Word VBA: How to get the current section number - vba

I'm building a macro that loops through each word of a document and checks via a regex whether it matches a pattern and if so, writes the found word to an excel sheet. It goes like this:
For Each sentence In ActiveDocument.StoryRanges
For Each w In sentence.Words
myWord = w
If TestRegExp(myPattern, myWord) Then
WKS.Cells(myCount, 1).Value = myWord
myCount = myCount + 1
End If
Next
Next
This part works fine. Now I would also like to get the section per found word (aka "in what section did the found word appear"). I found the command "selection.Information" but no matter what I try, I only get "Section = 1". Even if I just check the whole document for sections ("ActiveDocument.Sections.Count") I only get 1. So there must be something off with the sections, but this document definitely has sections. Has anybody an idea what I do wrong?

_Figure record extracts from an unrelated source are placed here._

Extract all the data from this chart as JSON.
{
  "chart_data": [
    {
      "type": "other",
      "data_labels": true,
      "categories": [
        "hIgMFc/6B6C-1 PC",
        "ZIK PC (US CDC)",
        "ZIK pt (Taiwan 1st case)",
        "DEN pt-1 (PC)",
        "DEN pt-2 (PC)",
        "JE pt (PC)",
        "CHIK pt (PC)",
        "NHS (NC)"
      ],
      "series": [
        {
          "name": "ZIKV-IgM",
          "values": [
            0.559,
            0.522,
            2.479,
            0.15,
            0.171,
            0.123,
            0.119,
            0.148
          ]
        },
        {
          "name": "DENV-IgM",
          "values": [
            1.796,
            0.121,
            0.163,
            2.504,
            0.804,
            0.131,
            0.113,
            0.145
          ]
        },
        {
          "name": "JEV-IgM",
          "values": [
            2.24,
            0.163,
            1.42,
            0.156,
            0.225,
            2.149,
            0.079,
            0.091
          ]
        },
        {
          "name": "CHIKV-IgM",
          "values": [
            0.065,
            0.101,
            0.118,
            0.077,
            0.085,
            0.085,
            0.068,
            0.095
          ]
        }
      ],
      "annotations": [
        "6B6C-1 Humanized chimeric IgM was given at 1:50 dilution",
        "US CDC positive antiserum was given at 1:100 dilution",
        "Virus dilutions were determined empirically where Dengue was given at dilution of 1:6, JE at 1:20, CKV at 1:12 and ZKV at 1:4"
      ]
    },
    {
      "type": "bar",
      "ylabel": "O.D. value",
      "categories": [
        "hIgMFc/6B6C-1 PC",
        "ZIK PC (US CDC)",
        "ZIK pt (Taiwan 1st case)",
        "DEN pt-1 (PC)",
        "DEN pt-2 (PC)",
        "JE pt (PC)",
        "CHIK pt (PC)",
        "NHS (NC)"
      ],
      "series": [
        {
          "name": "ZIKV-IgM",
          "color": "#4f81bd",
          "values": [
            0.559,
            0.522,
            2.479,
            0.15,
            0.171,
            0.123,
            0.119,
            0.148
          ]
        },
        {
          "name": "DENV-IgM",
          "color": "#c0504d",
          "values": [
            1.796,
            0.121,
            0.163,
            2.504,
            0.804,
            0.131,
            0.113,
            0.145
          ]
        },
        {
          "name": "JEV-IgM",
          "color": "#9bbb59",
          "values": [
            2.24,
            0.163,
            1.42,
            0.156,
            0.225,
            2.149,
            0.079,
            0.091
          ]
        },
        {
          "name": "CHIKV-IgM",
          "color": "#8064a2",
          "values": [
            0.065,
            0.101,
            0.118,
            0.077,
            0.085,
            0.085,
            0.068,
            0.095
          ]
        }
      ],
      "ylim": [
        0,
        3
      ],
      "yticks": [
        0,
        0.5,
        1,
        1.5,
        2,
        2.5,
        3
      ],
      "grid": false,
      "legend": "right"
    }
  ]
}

Page and section numbers in Word are difficult since the document's logical structure may not match the displayed text. I can, for example, reset page numbering in the middle of a document.
Similarly, a "section" to word is the separation of parts of the document by virtue of the insertion of a section break, whether next page, continuous, next odd, next even, etc. However, the reader often thinks of the "section" as the number that appears before a "heading 1" style paragraph. Again, I can reset those numbers mid-document. So, a document that has 3 sections (logical) might have only two headings: none in section 1, one in section 2 that says "1. Introduction", and another in section 3 that says "Appendix A. Glossary". The (logical) sections are still 1, 2, 3......
w = ActiveDocument.Sentences(10).Words(1) ' given some word in the document
MsgBox w.Information(wdActiveEndPageNumber) ' logical page number
MsgBox w.Information(wdActiveEndAdjustedPageNumber) ' displayed page number
MsgBox w.Information(wdActiveEndSectionNumber) ' logical section number
As for the displayed section number, which is there by virtue of being "Heading 1" style and that style having been set to a multi-level numbered format... getting the displayed number of that list item appears to be very difficult, in the general case.
Solutions I've seen involve searching for the previous paragraph that matches a heading style then getting the .ListFormat.ListString from that.
MsgBox w.GoTo(What:=wdGoToHeading, Which:=wdGoToPrevious).ListFormat.ListString
but that gets the previous heading of any level, not just "Heading 1".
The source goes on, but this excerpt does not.